The convulsion lasts perhaps three minutes and makes a shambles of a region that's home to 10.9 million people and stretches from central Missouri to northwest Alabama, from southern Indiana to south-central Arkansas.

As many as 4,300 people are dead and at least another 65,000 injured. More than 179,000 homes and 500 bridges are destroyed. Nearly 1 million households are without water service.

The debris choking the landscape could fill 1.24 million trucks. Economic losses exceed $77 billion.

That, according to a pair of new studies, is a sketch of what geologists and emergency-planning officials now consider the most likely "Big One" scenario for Memphis and the Mid-South: a magnitude-7.7 earthquake along the southwestern edge of the New Madrid seismic zone.

The studies indicate the Memphis area would be subjected to greater ground motion than those in earlier projections. And they underscore the regional scale of the expected devastation.

"There are 11 million people at risk in the Central U.S.," said Jim Wilkinson, executive director of the Central United States Earthquake Consortium, a Memphis-based information agency.

"That's my biggest fear about New Madrid. It's not going to be a community that gets hit, it's going to be the whole region."

A 7.7 quake occurs every 200 to 1,100 or so years in the New Madrid zone, with an average interval of 400-500 years. There's a 7-10 percent chance of it happening within any given 50-year period, according to the most recent projections.

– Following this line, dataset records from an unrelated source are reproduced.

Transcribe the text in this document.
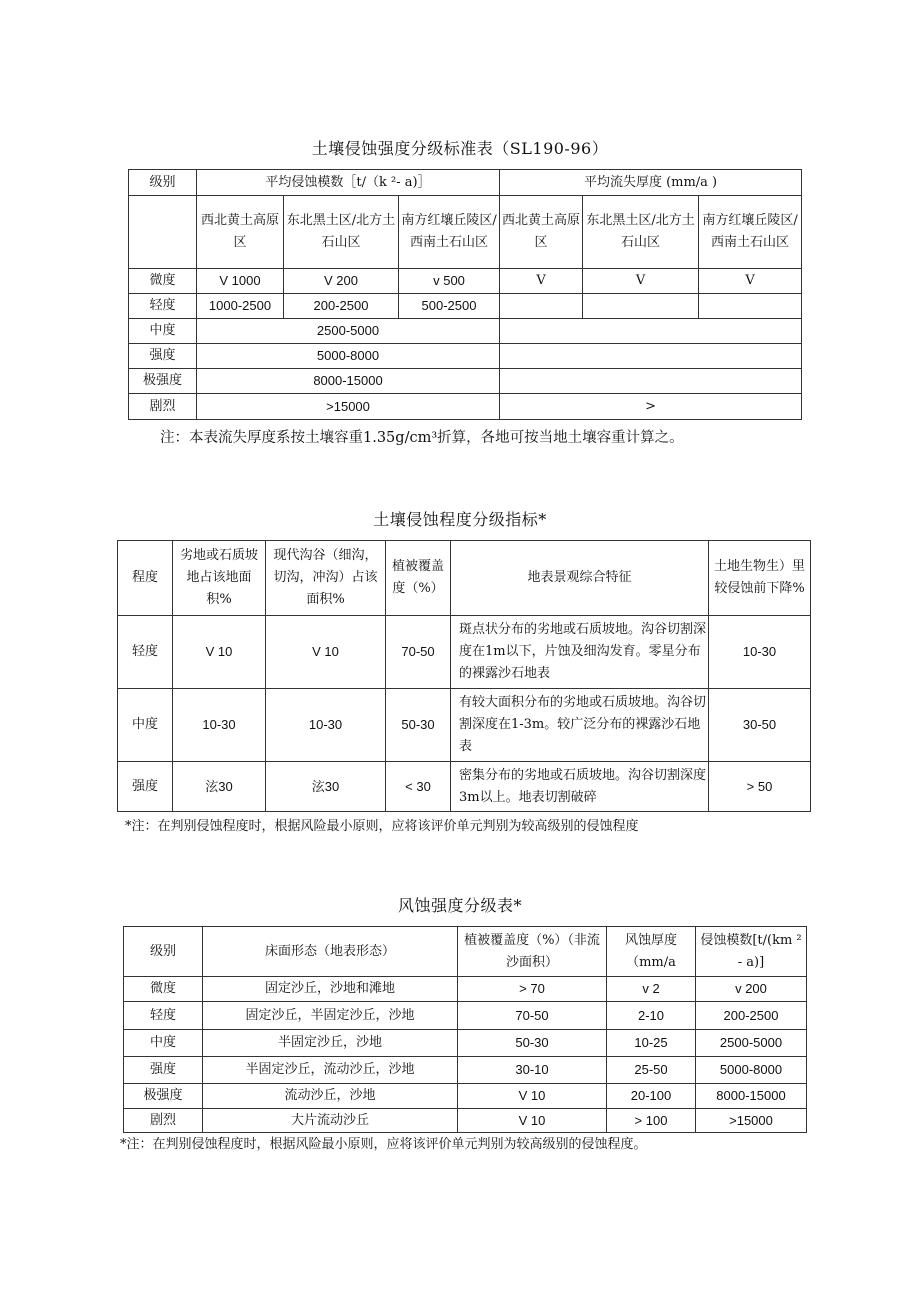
土壤侵蚀强度分级标准表（SL190-96）
级别	平均侵蚀模数［t/（k ²- a)］			平均流失厚度 (mm/a )		
	西北黄土高原区	东北黑土区/北方土石山区	南方红壤丘陵区/西南土石山区	西北黄土高原区	东北黑土区/北方土石山区	南方红壤丘陵区/西南土石山区
微度	V 1000	V 200	v 500	V	V	V
轻度	1000-2500	200-2500	500-2500			
中度	2500-5000					
强度	5000-8000					
极强度	8000-15000					
剧烈	>15000			>		
注：本表流失厚度系按土壤容重1.35g/cm³折算，各地可按当地土壤容重计算之。
土壤侵蚀程度分级指标*
程度	劣地或石质坡地占该地面积%	现代沟谷（细沟，切沟，冲沟）占该面积%	植被覆盖度（%）	地表景观综合特征	土地生物生）里较侵蚀前下降%
轻度	V 10	V 10	70-50	斑点状分布的劣地或石质坡地。沟谷切割深度在1m以下，片蚀及细沟发育。零星分布的裸露沙石地表	10-30
中度	10-30	10-30	50-30	有较大面积分布的劣地或石质坡地。沟谷切割深度在1-3m。较广泛分布的裸露沙石地表	30-50
强度	泫30	泫30	< 30	密集分布的劣地或石质坡地。沟谷切割深度3m以上。地表切割破碎	> 50
*注：在判别侵蚀程度时，根据风险最小原则，应将该评价单元判别为较高级别的侵蚀程度
风蚀强度分级表*
级别	床面形态（地表形态）	植被覆盖度（%）（非流沙面积）	风蚀厚度（mm/a	侵蚀模数[t/(km ² - a)]
微度	固定沙丘，沙地和滩地	> 70	v 2	v 200
轻度	固定沙丘，半固定沙丘，沙地	70-50	2-10	200-2500
中度	半固定沙丘，沙地	50-30	10-25	2500-5000
强度	半固定沙丘，流动沙丘，沙地	30-10	25-50	5000-8000
极强度	流动沙丘，沙地	V 10	20-100	8000-15000
剧烈	大片流动沙丘	V 10	> 100	>15000
*注：在判别侵蚀程度时，根据风险最小原则，应将该评价单元判别为较高级别的侵蚀程度。
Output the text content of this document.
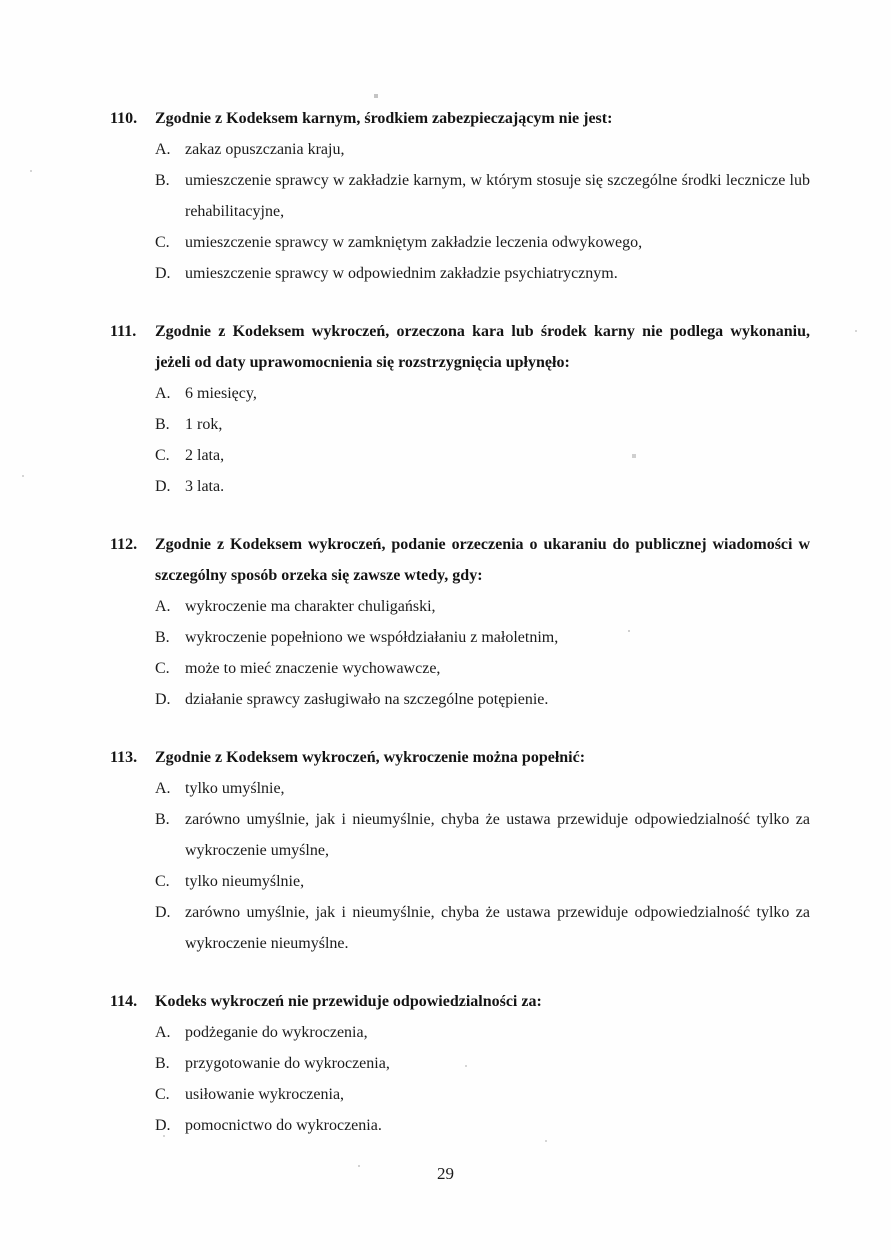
110.	Zgodnie z Kodeksem karnym, środkiem zabezpieczającym nie jest:
A. zakaz opuszczania kraju,
B. umieszczenie sprawcy w zakładzie karnym, w którym stosuje się szczególne środki lecznicze lub rehabilitacyjne,
C. umieszczenie sprawcy w zamkniętym zakładzie leczenia odwykowego,
D. umieszczenie sprawcy w odpowiednim zakładzie psychiatrycznym.
111.	Zgodnie z Kodeksem wykroczeń, orzeczona kara lub środek karny nie podlega wykonaniu, jeżeli od daty uprawomocnienia się rozstrzygnięcia upłynęło:
A. 6 miesięcy,
B. 1 rok,
C. 2 lata,
D. 3 lata.
112.	Zgodnie z Kodeksem wykroczeń, podanie orzeczenia o ukaraniu do publicznej wiadomości w szczególny sposób orzeka się zawsze wtedy, gdy:
A. wykroczenie ma charakter chuligański,
B. wykroczenie popełniono we współdziałaniu z małoletnim,
C. może to mieć znaczenie wychowawcze,
D. działanie sprawcy zasługiwało na szczególne potępienie.
113.	Zgodnie z Kodeksem wykroczeń, wykroczenie można popełnić:
A. tylko umyślnie,
B. zarówno umyślnie, jak i nieumyślnie, chyba że ustawa przewiduje odpowiedzialność tylko za wykroczenie umyślne,
C. tylko nieumyślnie,
D. zarówno umyślnie, jak i nieumyślnie, chyba że ustawa przewiduje odpowiedzialność tylko za wykroczenie nieumyślne.
114.	Kodeks wykroczeń nie przewiduje odpowiedzialności za:
A. podżeganie do wykroczenia,
B. przygotowanie do wykroczenia,
C. usiłowanie wykroczenia,
D. pomocnictwo do wykroczenia.
29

"That's pretty high," said Joan Gomberg, a geophysicist with the U.S. Geological Survey. "If you thought you had that much of a chance of getting a serious disease, you'd be concerned."

The studies -- involving a hazard-mapping initiative by the USGS and a computer-modeled "earthquake event" by the Federal Emergency Management Agency -- are based on some of the most detailed soil and building inventory data gathered.

They coincide with the heightened attention focused on disaster-planning nationwide in the aftermath of Hurricane Katrina.

In the Memphis area, where earthquakes are considered the gravest threat, officials this year have scrambled to get federal approval for a plan showing how they'll try to minimize damage and casualties from a disaster.

Local officials also have slightly stiffened local building standards to deal with earthquake hazards. Slated to take effect Jan. 1, they'll require "essential facilities," such as fire and police stations, to be constructed to the updated seismic specifications contained in the 2003 International Building Code. Other structures will remain subject to seismic standards in a 1999 code.

With the new studies, officials say, planners will be better able to prepare for large quakes and the critical recovery period.

"Science and emergency managers need to come together and look at worst-case scenarios, even if there are a lot of uncertainties," said Gary Patterson, director of information services with the Center for Earthquake Research and Information at the University of Memphis.

The New Madrid zone, a network of three main fault segments zigzagging southward from near Cairo, Ill., to Marked Tree, is the most active seismic region east of the Rockies.

Though covered by sediments that have been eroded, plowed and built upon, the faults remain partially visible at the surface as "uplifts," ridges that were pushed up several feet on opposite sides of the fault.

Between Dec. 16, 1811, and Feb. 7, 1812, the New Madrid zone produced three of the most powerful quakes known to have hit the continental United States. They created Reelfoot Lake, caused the Mississippi River to flow backward and rang church bells on the East Coast. Casualties were relatively light because the area was largely wilderness.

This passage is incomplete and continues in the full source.